Bölgedeki dikta rejimlerinin ayaklarını kaydıracak halk ayaklanmaları için Suriye'deki direniş bir kilit konumundadır. Ne yazık ki zulüm rejimlerine karşı başkaldırının, Suriye'de işbirlikçi güçlerin de desteğiyle korkunç katliamlar gerçekleştiren Baas duvarını yıkmakta zorlanması Arap baharı olarak da adlandırılan toplumsal intifadanın diğer zulüm rejimlerine doğru ilerlemesini geciktirdi. Biz Allah'ın izniyle, Baas duvarının aşılması durumunda bu kilidin açılacağını, Kuveyt'te ve Ürdün'de asıl büyük çalkantıların da o zaman yaşanacağını düşünüyoruz. O yüzden Suriye'de yaşanan gelişmeler sadece bu ülke değil bütün bir bölge açısından büyük önem taşıyor.

"Suriye'de Esas Olan Safların Birleştirilmesidir"

Suriye muhalefetinin Katar'da düzenlediği toplantılarda, geçiş süreci için Suriye Ulusal Koalisyonu çatısı altında birleşmesi ve başına da ülkedeki tüm siyasi kesimlerin olumlu baktığı bir isim olan Muaz el-Hatib'i seçmesi önemli bir gelişmedir. Bu gelişmeyle birlikte yeni bir sürece girildiğini ve Suriye toplumu nezdinde yasallığını tamamen kaybetmiş olan Baas diktasının diplomatik alanda da geçersiz sayılması için önemli bir alternatif oluşturulduğunu söyleyebiliriz. SUK’un başına getirilen George Sabra ise bir denge unsuru olarak oraya getirildi. Batılılar tarafından yapılan çeşitli baskılar var. Suriye’de esas olan şuan safların birleştirilmesidir. Sabra’nın SUK’un başına getirilmesine farklı yaklaşımlar var; laikler ağır basıyor veya Hristiyan bir başkan seçildi gibi. Esas olan safların birleştirilmesidir, burada olumlu bir yön var. ABD, Suriye direnişini pasifize etme ve kendisinin dikte edeceği formüllere razı olmaya zorlama amacıyla bazı oyunlara başvurmaya başlamıştı. Bu amaçla öncelikle Suriye Ulusal Konseyi'nin etkisini kaybettiği, kapsayıcı olmadığı iddiasından yola çıkarak tamamen devre dışı bırakılması talebinde bulunmuştu. Ona paralel olarak silahlı direnişin de artık el-Kaide kontrolüne geçtiği iddiasında bulunarak etkisiz hale getirilmesini istiyordu. Fakat muhalif güçler aralarında ittifak sağlayarak ve ABD'nin dayatmalarını değil Suriye halkını temsil eden sivil ve askerî yapılanmaların taleplerini nazarı dikkate alan bir koalisyon oluşturarak etkin bir yapılanma ile geçiş sürecini başlatma amaçlı önemli bir adım attılar. ABD'nin alternatif yapılanmanın başına geçirmeyi planladığı Riyad es-Seyf de akıllıca bir tutum sergileyerek ülkedeki siyasi muhalefetin ve direnişin saflarının birleştirilmesi çabalarına katkıda bulundu ve kendisi de bu ittifakın içinde yer almayı tercih etti.

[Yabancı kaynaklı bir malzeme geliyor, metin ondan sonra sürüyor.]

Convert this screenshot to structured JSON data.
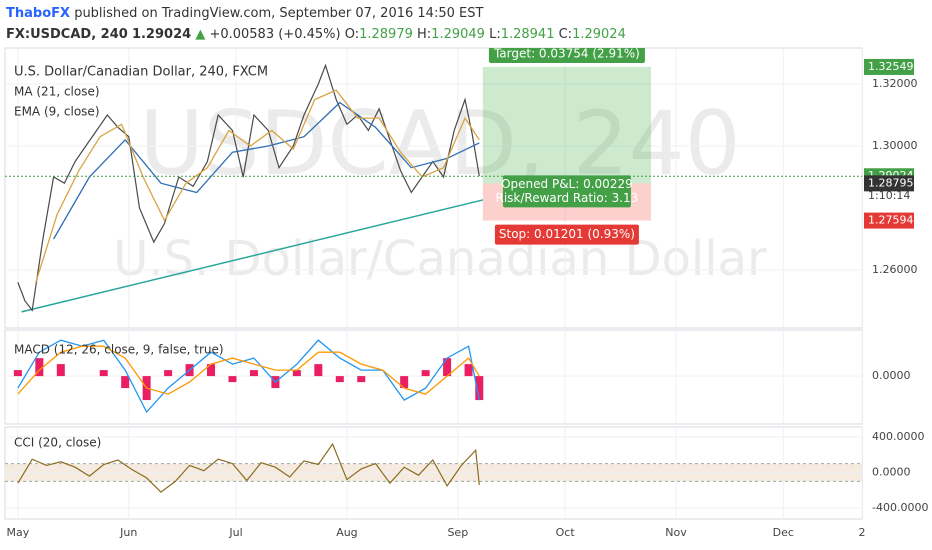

"Suni Sınırlar Er Geç Kalkacak"

Siyonist işgal devletinin son haftalarda Gazze'ye yönelik saldırılarında Hamas'ın askerî kanadı durumundaki İzzettin Kassam Birlikleri'nin Gazze'deki genel komutanının vekili ve fiili komutanı 52 yaşındaki Ahmet Sait Halil el-Ca'beri nin şehit edilmesiyle zirveye tırmandı. Baas diktasının gittikçe köşeye sıkıştığı bir zaman aralığında siyonistlerin bu saldırısı oldukça düşündürücüdür. Ve ondan daha önemlisi ise gazzedeki kardeşlerinin şehadetleri için sokağa çıkan binlerce Suriyeli müslümanın olmasıdır. Bakın burası önemli bir noktadır; Gazze’de ölen kardeşlerinin hakkı için yüzlerce Suriyeli şehid veriliyor. Bu bize Kudüs’ün yolu şamdan geçer sözünün içinin boş olmadığının ve sunii sınırların ergeç kalkacağının en büyük müjdecisidir. Diğer yandan Siyonist işgalci bu kez gerçekleştirdiği saldırılarda önemli bir sürprizle karşılaşmıştır ki o da uluslararası alanda İsrail'in başkenti kabul edilen Tel Aviv'e kadar ulaşan Şafak 5 füzeleridir. Kassam mücahitleri bu füzelerin tamamen yerel imkânlarla, kendileri tarafından imal edildiğini ve 75 km. menzile sahip olduğunu açıkladı. İşgalcilerin Tel Aviv, Filistinlilerin Tellu'r-Rebi' adını verdiği şehir ise Filistin'in Akdeniz sahilinin orta kesiminde yer alır ki Gazze'den buraya ulaşan füze işgal devleti kontrolündeki toprakların yarısına ulaşabilecek niteliktedir.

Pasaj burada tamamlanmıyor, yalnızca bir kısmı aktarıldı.